Acaba o mês, acaba a
«hora de Verão». E começa, pois, uma nova hora. É bom renovarmo-nos com o que
se renova porque nos dá a ilusão de recomeço. Assim se suspende por um pouco a
certeza de que a renovação é um reenvelhecer. É a «hora do Inverno», de nos
comprimirmos mais no nada que nos vai sendo. No tempo em que dava aulas o
começo de um novo ano era realmente reinventar-me outro. Novas turmas, novo
horário, muitos novos colegas. E tudo à nossa volta tinha um ar intenso de uma
estranha claridade como de um amanhecer. Quando estávamos em Évora escolhíamos
uma praia para o mês de Agosto, antes de nos podermos fixar numa pensão da Praia
da Rocha. Era uma pensão muito procurada e houve assim que ter uma vaga
para ficar por nossa conta. Então o mês de Setembro era difícil de cumprir, na
espera quase inquietante de que as aulas recomeçassem e com elas a alegria de
recomeçarmos a nossa rotina. Depois veio Lisboa e a casa de Fontanelas que
estendia a praia até ao fim do mês. De todo o modo, regressar às aulas era
sempre uma festa, apesar da fadiga dela como de todas as festas. Mas agora não
temos recomeço de nada e há que inventá-lo na sua alegria possível, nem que
seja no seu absurdo de ser o escuro de uma «hora de Inverno». Talvez por isso
eu sonho tanto com o liceu, como ainda esta noite. Mas no sonho há mais verdade
porque ele é quase invariavelmente o da procura da sala de aulas num labirinto
de corredores e a aflição subsequente de dar uma falta.
*
Às vezes lembro-me dos
que combateram o comunismo e foram cobertos de infâmia e que ninguém mais
recorda e muito menos «reabilita». Quem se lembra hoje de um Karvtchenko,
autor do Escolhi a Liberdade, que foi para mim o primeiro aviso de que o
paraíso não morava a Leste e foi submetido a um processo judicial, movido pelo
PC francês? Quem se lembra entre nós de um Chico da Cuf que nos ia instruindo
sobre o que vivera na URSS e o que se lá ia passando, pois que lia os jornais russos?

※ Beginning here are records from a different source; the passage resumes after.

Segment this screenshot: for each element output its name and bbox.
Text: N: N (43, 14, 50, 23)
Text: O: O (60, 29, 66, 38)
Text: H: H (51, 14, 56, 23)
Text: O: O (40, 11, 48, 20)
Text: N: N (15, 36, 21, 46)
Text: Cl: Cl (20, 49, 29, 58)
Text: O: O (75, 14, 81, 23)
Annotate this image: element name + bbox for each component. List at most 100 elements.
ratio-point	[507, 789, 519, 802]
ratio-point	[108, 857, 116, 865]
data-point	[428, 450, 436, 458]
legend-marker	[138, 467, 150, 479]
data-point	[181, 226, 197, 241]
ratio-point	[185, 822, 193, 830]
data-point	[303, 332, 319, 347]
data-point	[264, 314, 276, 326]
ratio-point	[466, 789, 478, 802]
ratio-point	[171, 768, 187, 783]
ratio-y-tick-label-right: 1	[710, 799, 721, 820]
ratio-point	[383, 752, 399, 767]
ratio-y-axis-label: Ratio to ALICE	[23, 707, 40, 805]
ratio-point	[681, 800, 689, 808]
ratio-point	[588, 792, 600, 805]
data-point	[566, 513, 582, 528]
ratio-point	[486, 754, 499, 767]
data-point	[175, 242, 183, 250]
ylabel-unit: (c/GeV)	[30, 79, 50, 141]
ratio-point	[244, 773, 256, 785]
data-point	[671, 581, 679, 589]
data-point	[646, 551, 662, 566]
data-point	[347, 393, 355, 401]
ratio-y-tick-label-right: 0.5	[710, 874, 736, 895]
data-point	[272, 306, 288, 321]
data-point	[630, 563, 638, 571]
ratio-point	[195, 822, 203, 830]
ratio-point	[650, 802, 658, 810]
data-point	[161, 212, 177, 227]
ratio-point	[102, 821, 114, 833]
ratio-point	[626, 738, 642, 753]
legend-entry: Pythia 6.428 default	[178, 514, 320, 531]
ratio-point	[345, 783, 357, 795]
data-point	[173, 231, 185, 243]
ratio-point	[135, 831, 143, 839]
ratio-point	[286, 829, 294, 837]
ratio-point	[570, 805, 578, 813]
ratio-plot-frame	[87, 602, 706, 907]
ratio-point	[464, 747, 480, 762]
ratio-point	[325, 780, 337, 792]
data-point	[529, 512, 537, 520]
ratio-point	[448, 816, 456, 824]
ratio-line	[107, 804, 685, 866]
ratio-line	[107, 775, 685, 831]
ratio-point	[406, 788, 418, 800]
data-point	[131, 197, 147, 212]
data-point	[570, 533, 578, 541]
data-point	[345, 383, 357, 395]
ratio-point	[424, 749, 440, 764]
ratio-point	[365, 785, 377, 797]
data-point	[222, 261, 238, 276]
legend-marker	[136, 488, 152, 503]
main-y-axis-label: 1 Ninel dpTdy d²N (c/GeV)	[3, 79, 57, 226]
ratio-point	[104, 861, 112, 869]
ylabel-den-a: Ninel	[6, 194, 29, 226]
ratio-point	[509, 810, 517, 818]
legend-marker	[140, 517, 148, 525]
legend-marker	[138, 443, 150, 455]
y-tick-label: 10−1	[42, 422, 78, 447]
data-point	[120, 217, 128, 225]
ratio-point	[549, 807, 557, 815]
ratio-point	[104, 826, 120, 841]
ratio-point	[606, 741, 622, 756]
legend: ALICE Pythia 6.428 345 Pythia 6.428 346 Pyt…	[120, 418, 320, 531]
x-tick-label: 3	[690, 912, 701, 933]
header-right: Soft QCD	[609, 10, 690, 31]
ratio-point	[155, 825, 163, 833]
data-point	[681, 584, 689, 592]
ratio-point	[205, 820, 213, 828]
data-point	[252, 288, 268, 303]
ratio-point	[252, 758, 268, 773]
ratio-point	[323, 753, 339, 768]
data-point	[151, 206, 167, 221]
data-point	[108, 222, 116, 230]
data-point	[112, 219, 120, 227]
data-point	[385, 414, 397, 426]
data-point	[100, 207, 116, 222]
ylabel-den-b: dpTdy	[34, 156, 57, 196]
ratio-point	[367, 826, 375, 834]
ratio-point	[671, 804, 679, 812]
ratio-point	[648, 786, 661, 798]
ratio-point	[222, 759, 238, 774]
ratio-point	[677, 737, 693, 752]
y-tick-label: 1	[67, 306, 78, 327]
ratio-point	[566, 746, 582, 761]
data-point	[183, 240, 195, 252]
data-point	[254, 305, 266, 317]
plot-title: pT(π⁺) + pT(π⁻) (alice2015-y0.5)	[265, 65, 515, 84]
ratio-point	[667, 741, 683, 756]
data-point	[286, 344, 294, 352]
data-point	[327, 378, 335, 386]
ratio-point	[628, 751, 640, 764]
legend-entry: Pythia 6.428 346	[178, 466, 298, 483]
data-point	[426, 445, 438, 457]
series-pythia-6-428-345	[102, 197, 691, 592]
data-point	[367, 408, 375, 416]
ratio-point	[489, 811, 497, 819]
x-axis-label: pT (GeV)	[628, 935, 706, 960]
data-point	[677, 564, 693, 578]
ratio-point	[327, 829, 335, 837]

Quem fala do que denunciou primeiro os campos de concentração russos (Victor
Serge) que faziam «pendant» com os faladíssimos nazis? Isto para não falar
nos milhões de vítimas do comunismo e que o silêncio recobriu. É fabuloso
pensar-se na massa imensa de tais vítimas e dos que defenderam e deram a sua
vida física e intelectual a esse grande mito do nosso século – e contrapor-se
depois esse mundo gigantesco ao vazio que o movimentava. Jamais em toda a
história humana houve uma tal desproporção em que de um lado estava tudo e do outro
não havia nada. A história do homem é a das suas utopias. Mas de todas elas
restou alguma coisa que as tornava menos utópicas pelo resíduo que ficava e era
real. Mas o comunismo foi uma utopia-limite e assim o que ficou dela foi a negação
total dela. Quem muito abarca pouco aperta, diz o povo. Mas desta vez abarcou-se
tudo. E por isso não se apertou nada.